Abstract:We present a Chain-of-Action (CoA) framework for multimodal and retrieval-augmented Question-Answering (QA). Compared to the literature, CoA overcomes two major challenges of current QA applications: (i) unfaithful hallucination that is inconsistent with real-time or domain facts and (ii) weak reasoning performance over compositional information. Our key contribution is a novel reasoning-retrieval mechanism that decomposes a complex question into a reasoning chain via systematic prompting and pre-designed actions. Methodologically, we propose three types of domain-adaptable `Plug-and-Play' actions for retrieving real-time information from heterogeneous sources. We also propose a multi-reference faith score (MRFS) to verify and resolve conflicts in the answers. Empirically, we exploit both public benchmarks and a Web3 case study to demonstrate the capability of CoA over other methods.
What problem does this paper attempt to address?
### Problems the Paper Aims to Solve
The paper aims to address two main challenges faced by large language models (LLMs) when answering complex questions:
1. **Unfaithful Generation**: The responses from LLMs may not align with real-time or domain-specific facts. For example, in Figure 1(b), the LLM fails to locate relevant facts.
2. **Weak Reasoning Ability**: LLMs perform poorly in aggregating heterogeneous information sources, resolving conflicts, and providing useful and customized responses. For instance, in Figure 1(c), although relevant search results are successfully located, the analysis still halts.
To tackle these challenges, the paper proposes a new framework—**Chain-of-Action (CoA)**, which decomposes complex questions into reasoning chains through systematic prompts and predefined actions. Specifically, the main contributions of the CoA framework include:
- **Novel Reasoning-Retrieval Mechanism**: Decomposing complex questions into reasoning chains through systematic prompts and predefined actions.
- **Three Pluggable Domain-Adaptive Actions**: Retrieving real-time information from heterogeneous sources, encoding domain knowledge, and analyzing tabular and numerical data.
- **Multi-Reference Faithfulness Scoring (MRFS)**: Verifying and resolving conflicts in the answers.
### Experiments and Applications
The paper demonstrates the capabilities of the CoA framework through public benchmarks and a Web3 case study. Experimental results show that the CoA framework outperforms existing methods on multiple QA datasets and achieves significant user engagement and positive feedback in practical applications.
### Main Contributions
1. **Proposing the CoA Framework**: Integrating a new reasoning-retrieval mechanism that decomposes complex questions into configurable action reasoning chains.
2. **Designing Three Pluggable Domain-Adaptive Actions**: For real-time information retrieval, domain knowledge encoding, and tabular data analysis.
3. **Introducing Multi-Reference Faithfulness Scoring (MRFS)**: Identifying and resolving conflicts between retrieved information and LLM-generated answers, enhancing answer reliability.
4. **Experimental Results**: The CoA framework outperforms existing methods in multiple public benchmarks.

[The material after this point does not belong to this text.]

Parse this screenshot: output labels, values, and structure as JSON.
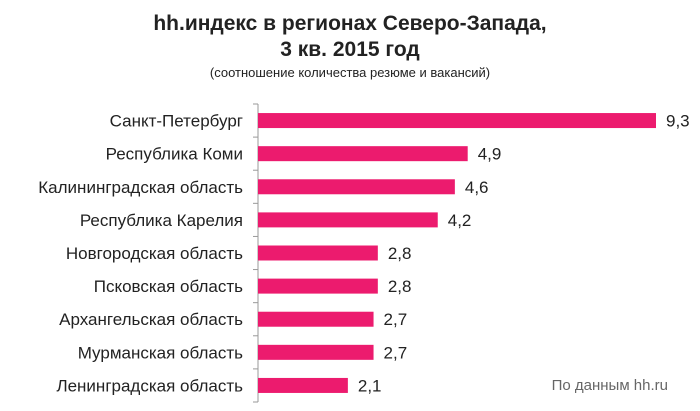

5. **Practical Application**: Deploying the CoA framework in a Web3 QA application, significantly improving user engagement and positive feedback, validating its effectiveness and practicality in real-world scenarios.
### Methodology
The paper details the methodology of the CoA framework, including how to generate action chains, execute actions, and ultimately generate answers. The specific steps are as follows:
1. **Action Chain Generation**: Generating action chains through context learning, with each action node containing sub-questions, missing flags, and initial answers.

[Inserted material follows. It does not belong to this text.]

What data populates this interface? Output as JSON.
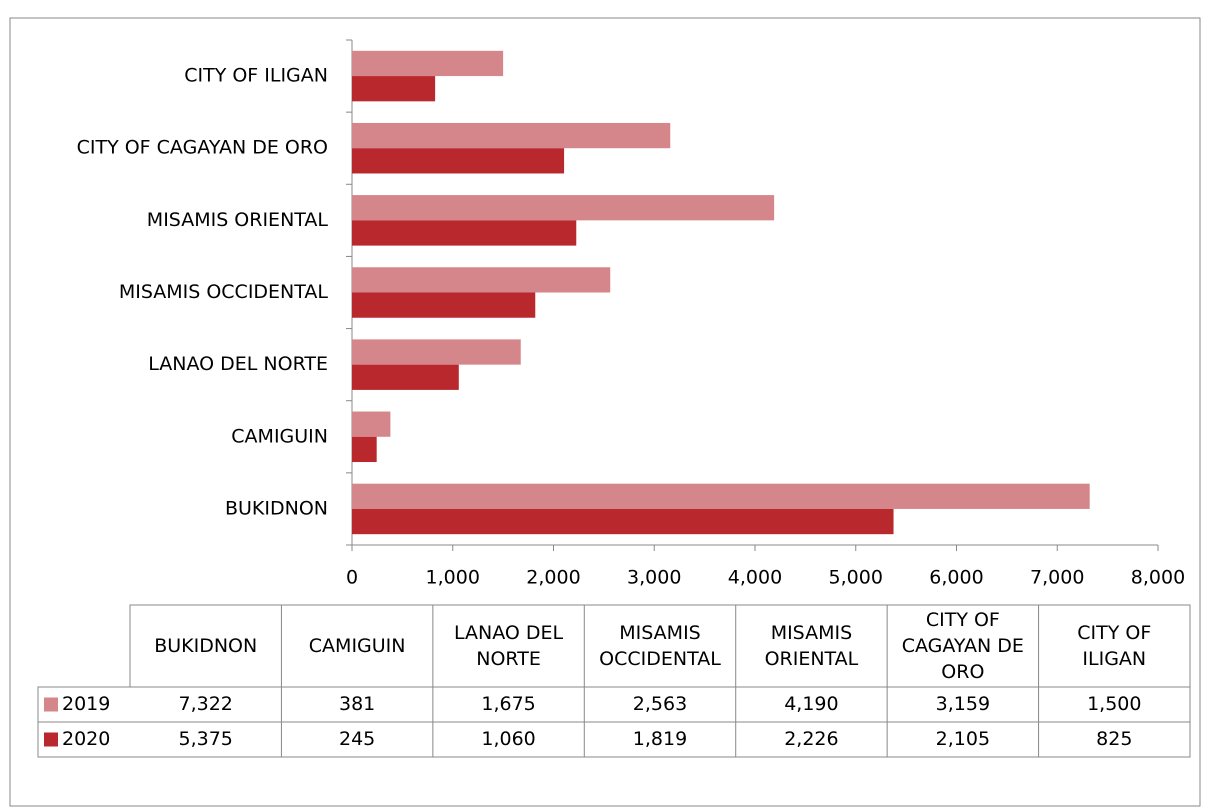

2. **Action Execution and Monitoring**: Handling the multimodal retrieval needs of nodes through three steps: retrieving relevant information, verifying if the LLM-generated answers need correction, and filling in missing content if necessary.
3. **Final Answer Generation**: Generating the final answer by the LLM based on the refined and processed action chain.
### Experimental Analysis
The paper presents a detailed experimental analysis, showcasing the performance advantages of the CoA framework on different QA datasets. Specifically, it shows:
- **No Information Retrieval Tasks**: The CoA framework improves by 3.42% over the best existing baseline method (SearchChain without IR) in no information retrieval tasks.
- **Information Retrieval Tasks**: The CoA framework improves by 6.14% over the best existing baseline method (SearchChain) in information retrieval tasks.
- **Reasoning Steps**: The CoA framework averages more reasoning steps when decomposing complex questions, indicating stronger reasoning capabilities in handling complex problems.
- **LLM Usage Frequency**: The CoA framework reduces the frequency of LLM usage, improving efficiency.
- **Resistance to External Knowledge Interference**: The CoA framework demonstrates higher accuracy in handling external knowledge, indicating strong data parsing and filtering capabilities.
### Conclusion
The paper empirically demonstrates the superiority of the CoA framework in understanding and answering complex queries, showcasing advanced reasoning capabilities and resistance to external erroneous information. These findings establish the CoA framework as a new benchmark in the fields of question answering and fact-checking, highlighting its comprehensive superiority.